Pony power will help rewilding
“We are delighted – this has been a long time coming – 4 years in the making, and actually it feels like bringing wild ponies back to these lands is connecting with our ancient ancestors, and with natural landscapes from centuries ago,” said Jack Skuse, rewilder and Ambios director.
“The addition of ponies will have a major impact on the structural diversity of the vegetation – grazing the tall grasses and woody hedgerows plants – which in turn encourages greater biodiversity. This will offer vital, missing habitat for wildlife.
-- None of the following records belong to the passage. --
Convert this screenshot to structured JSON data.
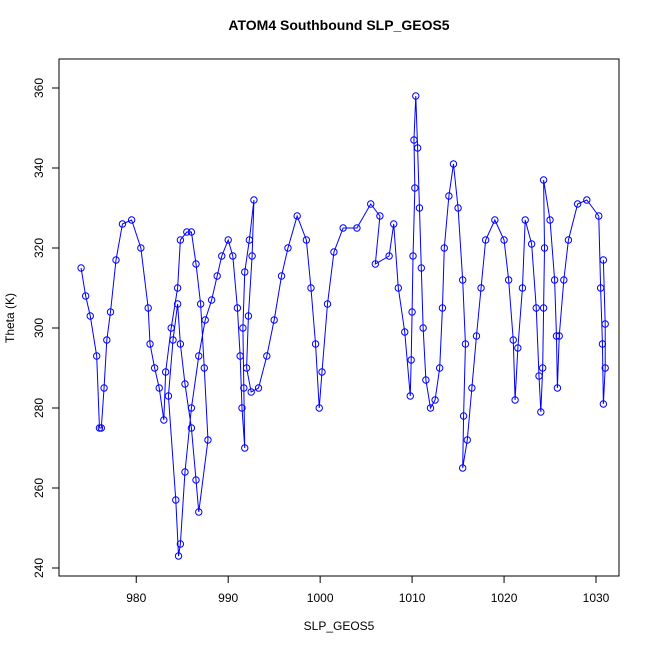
{
  "chart_data": {
    "type": "line",
    "markers": "circle",
    "title": "ATOM4 Southbound SLP_GEOS5",
    "xlabel": "SLP_GEOS5",
    "ylabel": "Theta (K)",
    "color": "#0000ff",
    "x": [
      974,
      974.5,
      975,
      975.7,
      976,
      976.2,
      976.5,
      976.8,
      977.2,
      977.8,
      978.5,
      979.5,
      980.5,
      981.3,
      981.5,
      982,
      982.5,
      983,
      983.2,
      983.8,
      984.5,
      984.8,
      985.5,
      986,
      986.5,
      987,
      987.4,
      987.8,
      986.8,
      986.5,
      986,
      985.3,
      984.8,
      984.5,
      984,
      983.5,
      984.3,
      984.6,
      984.8,
      985.3,
      986,
      986.8,
      987.5,
      988.2,
      988.8,
      989.3,
      990,
      990.5,
      991,
      991.3,
      991.5,
      991.8,
      991.7,
      991.6,
      991.8,
      992.3,
      992.8,
      992.6,
      992.2,
      992,
      992.5,
      993.3,
      994.2,
      995,
      995.8,
      996.5,
      997.5,
      998.5,
      999,
      999.5,
      999.9,
      1000.2,
      1000.8,
      1001.5,
      1002.5,
      1004,
      1005.5,
      1006.5,
      1006,
      1007.5,
      1008,
      1008.5,
      1009.2,
      1009.8,
      1009.9,
      1010,
      1010.1,
      1010.3,
      1010.2,
      1010.4,
      1010.6,
      1010.8,
      1011,
      1011.2,
      1011.5,
      1012,
      1012.5,
      1013,
      1013.3,
      1013.5,
      1014,
      1014.5,
      1015,
      1015.5,
      1015.8,
      1015.6,
      1015.5,
      1016,
      1016.5,
      1017,
      1017.5,
      1018,
      1019,
      1020,
      1020.5,
      1021,
      1021.2,
      1021.5,
      1022,
      1022.3,
      1023,
      1023.5,
      1023.8,
      1024,
      1024.2,
      1024.3,
      1024.4,
      1024.3,
      1025,
      1025.5,
      1025.7,
      1025.8,
      1026,
      1026.5,
      1027,
      1028,
      1029,
      1030.3,
      1030.5,
      1030.7,
      1030.8,
      1031,
      1031,
      1030.8
    ],
    "y": [
      315,
      308,
      303,
      293,
      275,
      275,
      285,
      297,
      304,
      317,
      326,
      327,
      320,
      305,
      296,
      290,
      285,
      277,
      289,
      300,
      310,
      322,
      324,
      324,
      316,
      306,
      290,
      272,
      254,
      262,
      275,
      286,
      296,
      306,
      297,
      283,
      257,
      243,
      246,
      264,
      280,
      293,
      302,
      307,
      313,
      318,
      322,
      318,
      305,
      293,
      280,
      270,
      285,
      300,
      314,
      322,
      332,
      318,
      303,
      290,
      284,
      285,
      293,
      302,
      313,
      320,
      328,
      322,
      310,
      296,
      280,
      289,
      306,
      319,
      325,
      325,
      331,
      328,
      316,
      318,
      326,
      310,
      299,
      283,
      292,
      304,
      318,
      335,
      347,
      358,
      345,
      330,
      315,
      300,
      287,
      280,
      282,
      290,
      305,
      320,
      333,
      341,
      330,
      312,
      296,
      278,
      265,
      272,
      285,
      298,
      310,
      322,
      327,
      322,
      312,
      297,
      282,
      295,
      310,
      327,
      321,
      305,
      288,
      279,
      290,
      305,
      320,
      337,
      327,
      312,
      298,
      285,
      298,
      312,
      322,
      331,
      332,
      328,
      310,
      296,
      281,
      290,
      301,
      317
    ],
    "xlim": [
      971.6,
      1032.5
    ],
    "ylim": [
      238,
      367.25
    ],
    "xticks": [
      980,
      990,
      1000,
      1010,
      1020,
      1030
    ],
    "yticks": [
      240,
      260,
      280,
      300,
      320,
      340,
      360
    ]
  }
}
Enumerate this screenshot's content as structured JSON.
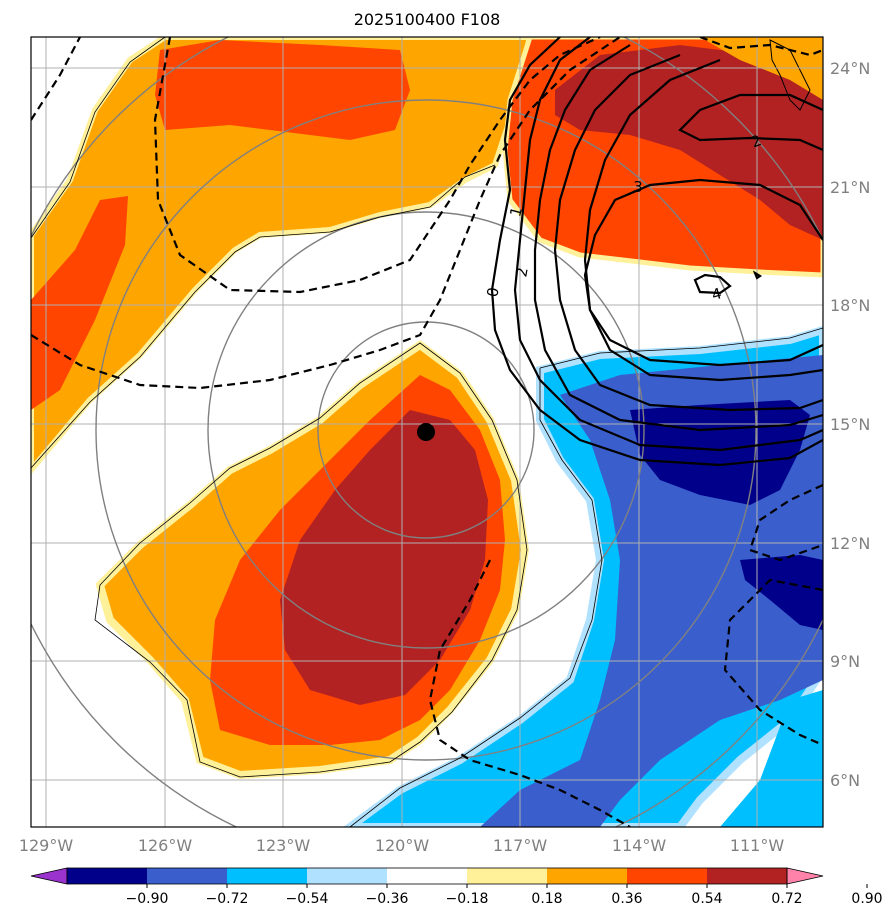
{
  "title": "2025100400 F108",
  "lat_labels": [
    "24°N",
    "21°N",
    "18°N",
    "15°N",
    "12°N",
    "9°N",
    "6°N"
  ],
  "lon_labels": [
    "129°W",
    "126°W",
    "123°W",
    "120°W",
    "117°W",
    "114°W",
    "111°W"
  ],
  "colorbar": {
    "ticks": [
      "−0.90",
      "−0.72",
      "−0.54",
      "−0.36",
      "−0.18",
      "0.18",
      "0.36",
      "0.54",
      "0.72",
      "0.90"
    ],
    "colors": [
      "#9a32cd",
      "#00008b",
      "#3a5fcd",
      "#00bfff",
      "#b0e2ff",
      "#ffffff",
      "#fff09a",
      "#ffa500",
      "#ff4500",
      "#b22222",
      "#ff82ab"
    ]
  },
  "contour_labels": [
    "0",
    "1",
    "2",
    "2",
    "3",
    "4"
  ],
  "storm_center": {
    "lon": "120°W",
    "lat": "15°N"
  }
}
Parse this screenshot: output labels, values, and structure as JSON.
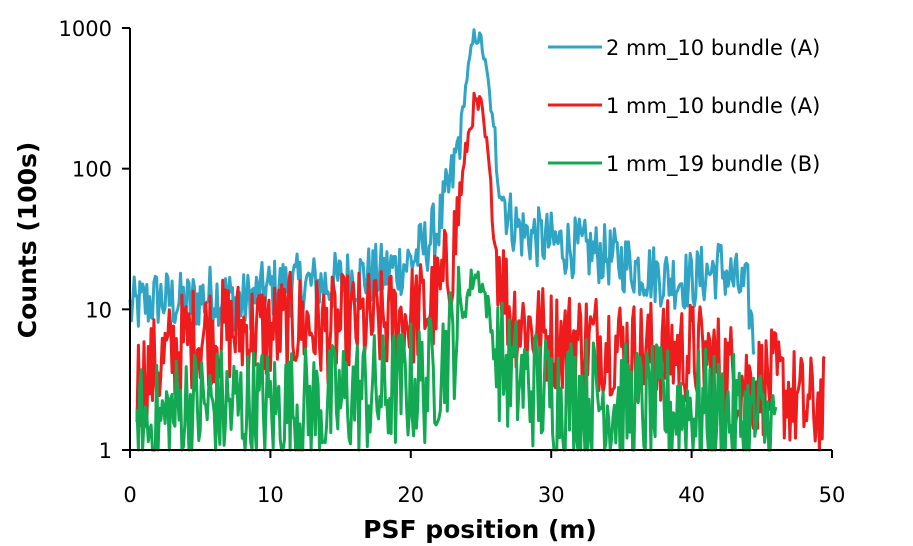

For example, horses wallow in dry, sandy patches, which support insects who need these small sandy patches for breeding. Their addition will, we hope, support nature recovery at Sharpham, and bring missing wildlife back”
Sharpham Trust Director Julian Carnell said that rewilding The Sharpham Estate illustrated the charity’s ethos perfectly – whilst highlighting the need to support nature wherever possible.
“We want to make a more mindful and sustainable world and we’re doing our bit at Sharpham,” he said. “The project is called Wild for People because we recognise that rewilding has to involve people and connect them back to the land.
“When people are connected to nature, they’re much less likely to want to harm it so if we can do that at the same time as supporting biodiversity, then that’s a real win-win”.
Around 1500 people a year come from all over the UK to stay on mindfulness retreats at The Sharpham Trust.
Each retreat incorporates nature-connection techniques and retreat-participants can access the rewilding land to witness the flora and fauna there.